Même si le contenu du sms était que le vol d’Air Mali venait d’être annulé et que lui Soumaïla Cissé allait devoir reprendre la route pour retourner à Ouagadougou, les participants l’ont accueilli dans l’allégresse, dans la joie, dans la délivrance.

Car, venait d’être brisée le mur de glace qui se dressait insidieusement entre les deux hommes que tout devait, en principe, rapprocher. Car, pour qui connaît l’histoire de ce parti, né un premier juin 2003, Soumaïla = Oumar ; Oumar = Soumaïla.

L’abcès ainsi crevé, l’atmosphère ainsi décantée, les délégués pouvaient maintenant s’adonner tranquillement aux travaux proprement dits de la conférence. Et quant à Oumar Ibrahima Touré, il pouvait maintenant diriger les travaux sans s’attirer, dans le dos et même dans le regard, les foudres d’une frange des participants dont le souhait était, avant le texto libérateur, de le voir vouer aux gémonies. C’était là l’acte premier de cette journée mémorable qui a failli être gâchée, dans un premier temps, par l’absence de Soumaïla Cissé.

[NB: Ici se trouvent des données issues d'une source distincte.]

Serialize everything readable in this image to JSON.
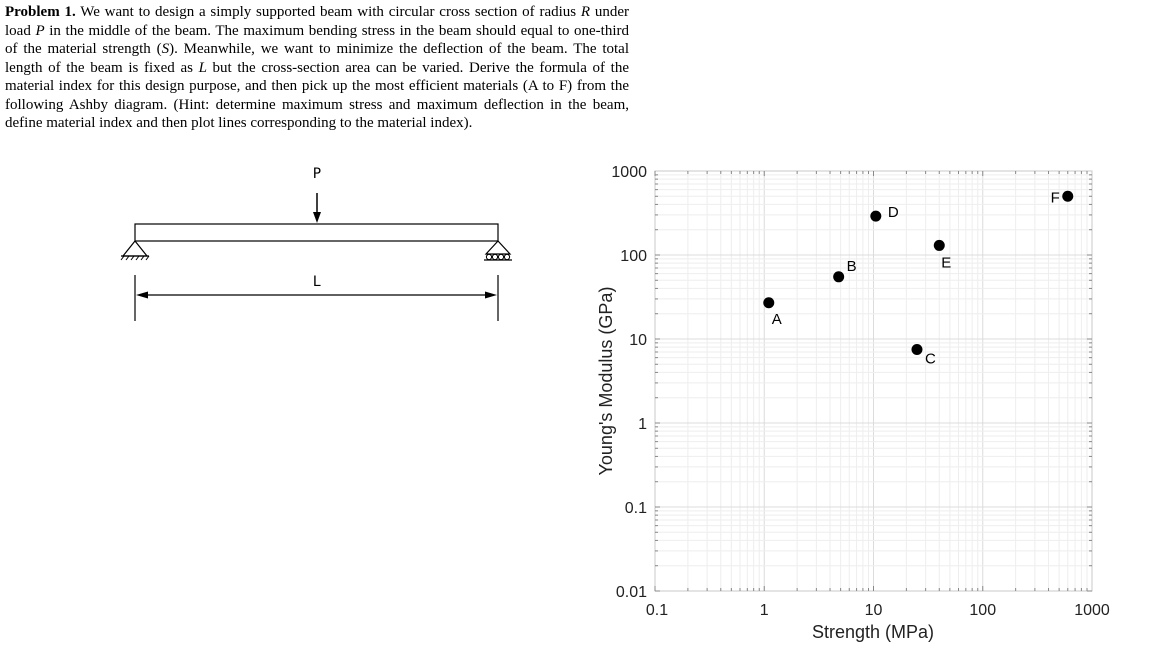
{
  "problem": {
    "lead": "Problem 1.",
    "segments": [
      {
        "t": " We want to design a simply supported beam with circular cross section of radius "
      },
      {
        "t": "R",
        "i": true
      },
      {
        "t": " under load "
      },
      {
        "t": "P",
        "i": true
      },
      {
        "t": " in the middle of the beam. The maximum bending stress in the beam should equal to one-third of the material strength ("
      },
      {
        "t": "S",
        "i": true
      },
      {
        "t": "). Meanwhile, we want to minimize the deflection of the beam. The total length of the beam is fixed as "
      },
      {
        "t": "L",
        "i": true
      },
      {
        "t": " but the cross-section area can be varied. Derive the formula of the material index for this design purpose, and then pick up the most efficient materials (A to F) from the following Ashby diagram. (Hint: determine maximum stress and maximum deflection in the beam, define material index and then plot lines corresponding to the material index)."
      }
    ]
  },
  "beam_figure": {
    "load_label": "P",
    "length_label": "L"
  },
  "chart_data": {
    "type": "scatter",
    "xlabel": "Strength (MPa)",
    "ylabel": "Young's Modulus (GPa)",
    "x_scale": "log",
    "y_scale": "log",
    "xlim": [
      0.1,
      1000
    ],
    "ylim": [
      0.01,
      1000
    ],
    "x_ticks": [
      0.1,
      1,
      10,
      100,
      1000
    ],
    "x_tick_labels": [
      "0.1",
      "1",
      "10",
      "100",
      "1000"
    ],
    "y_ticks": [
      0.01,
      0.1,
      1,
      10,
      100,
      1000
    ],
    "y_tick_labels": [
      "0.01",
      "0.1",
      "1",
      "10",
      "100",
      "1000"
    ],
    "grid": true,
    "points": [
      {
        "label": "A",
        "x": 1.1,
        "y": 27
      },
      {
        "label": "B",
        "x": 4.8,
        "y": 55
      },
      {
        "label": "C",
        "x": 25,
        "y": 7.5
      },
      {
        "label": "D",
        "x": 10.5,
        "y": 290
      },
      {
        "label": "E",
        "x": 40,
        "y": 130
      },
      {
        "label": "F",
        "x": 600,
        "y": 500
      }
    ],
    "marker_color": "#000000"
  }
}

Le second acte a trait au contenu du message de Soumaïla Cissé aux délégués et à l’intervention de Oumar Ibrahima Touré à la conférence. Comme si ces deux personnalités s’étaient auparavant concertées, leurs messages avaient plusieurs points communs, allant dans le sens de la dissipation des malentendus et du respect des uns et des autres dans un parti rassemblé.

Dans son adresse à la conférence, Soumaïla Cissé commence d’abord par planter le décor de la réconciliation au sein du parti de la fraternité, en disant : « Nous sommes les mêmes et réglons nos difficultés comme dans une famille. Nous sommes une famille ; et dans cette famille chacun doit avoir sa place et chacun a droit au respect des autres… ». Et à la salle d’exploser de joie dans un tonnerre d’applaudissements.

Dans son intervention, prononcée d’un ton ferme et déterminé comme à l’accoutumée, Oumar Ibrahima Touré va d’abord rendre un vibrant hommage à son « cher frère » Soumaïla Cissé pour sa « grande disponibilité à l’égard de (leur) vision commune ». Ensuite, il allait faire un bref rappel historique de la construction de l’Urd, à travers ces propos : « De manière inlassable, nous avons toujours répondu présents à l’appel du parti.

Abandonnant nos occupations quotidiennes, nous faisons du porte-à-porte pour mobiliser en faveur de notre parti. Nous sillonnons les quartiers, les villages, les villes pour porter les messages du parti…mus que par les idéaux du parti, nous rêvons de voir l’Urd briller de mille feux dans le ciel malien. Et nous sommes pleinement et entièrement convaincus que seuls nos efforts communs et quotidiens permettront la réalisation totale de notre rêve ».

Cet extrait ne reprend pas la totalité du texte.